Activists are turning out to be a shareholder's best friend.
The often noisy investors such as Carl Icahn, Bill Ackman and Nelson Peltz — who urge corporate leaders to rethink their strategies and expedite stock-boosting changes — generated a 48% average gain for shareholders of the companies they've preyed on in the last five calendar years, according to an analysis of 81 companies by Bloomberg News.
That beat the S&P 500 index by about 17 percentage points.
“Some people argue that the activist hedge funds benefit at the expense of the other shareholders, but that doesn't happen,” said Wei Jiang, a Columbia Business School professor whose own study reached similar conclusions. “It's not like they pump and dump and the rest of the shareholders suffer.”

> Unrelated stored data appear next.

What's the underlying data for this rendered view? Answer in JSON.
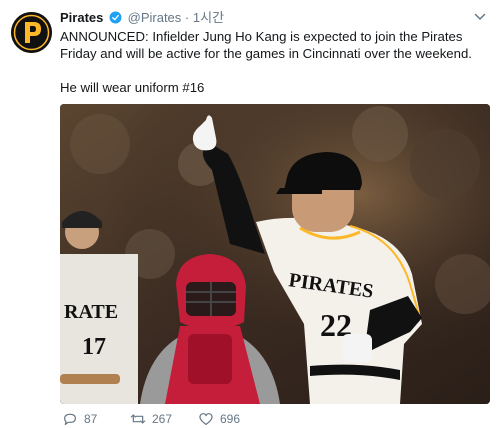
{
  "account": {
    "name": "Pirates",
    "handle": "@Pirates",
    "separator": "·",
    "time": "1시간",
    "avatar_icon": "pirates-p-logo-icon",
    "verified_icon": "verified-badge-icon"
  },
  "tweet": {
    "paragraphs": [
      "ANNOUNCED: Infielder Jung Ho Kang is expected to join the Pirates Friday and will be active for the games in Cincinnati over the weekend.",
      "He will wear uniform #16"
    ]
  },
  "photo": {
    "jersey_text": "PIRATES",
    "jersey_number": "22",
    "left_player_text": "RATE",
    "left_player_number": "17"
  },
  "actions": {
    "reply_count": "87",
    "retweet_count": "267",
    "like_count": "696"
  },
  "colors": {
    "pirates_gold": "#fdb827",
    "pirates_black": "#111111",
    "cardinals_red": "#c41e3a",
    "verified_blue": "#1da1f2",
    "muted_text": "#657786"
  }
}
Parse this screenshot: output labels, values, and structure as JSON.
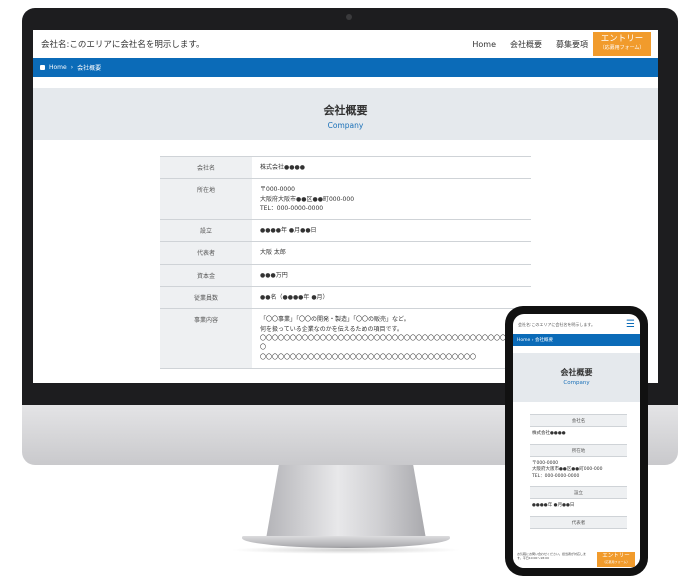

Last year, 369 companies were targeted, up 12% from the year before, according to Hedge Fund Solutions, affecting corporations as big as Microsoft Corp., PepsiCo Inc. and Apple Inc. The increase was fueled by an almost tripling of money flowing to the activist hedge funds over the past five years, to $93 billion at the end of 2013.
In the six-month periods before the activists stepped in, the stocks had been trailing the S&P by about eight percentage points on average, data compiled by Bloomberg show.
The findings were embraced by activists including Mr. Icahn and Relational Investors co-founder David Batchelder, who said in interviews their internal fund data showed targets continued to outperform the S&P 500 years after exiting the investments.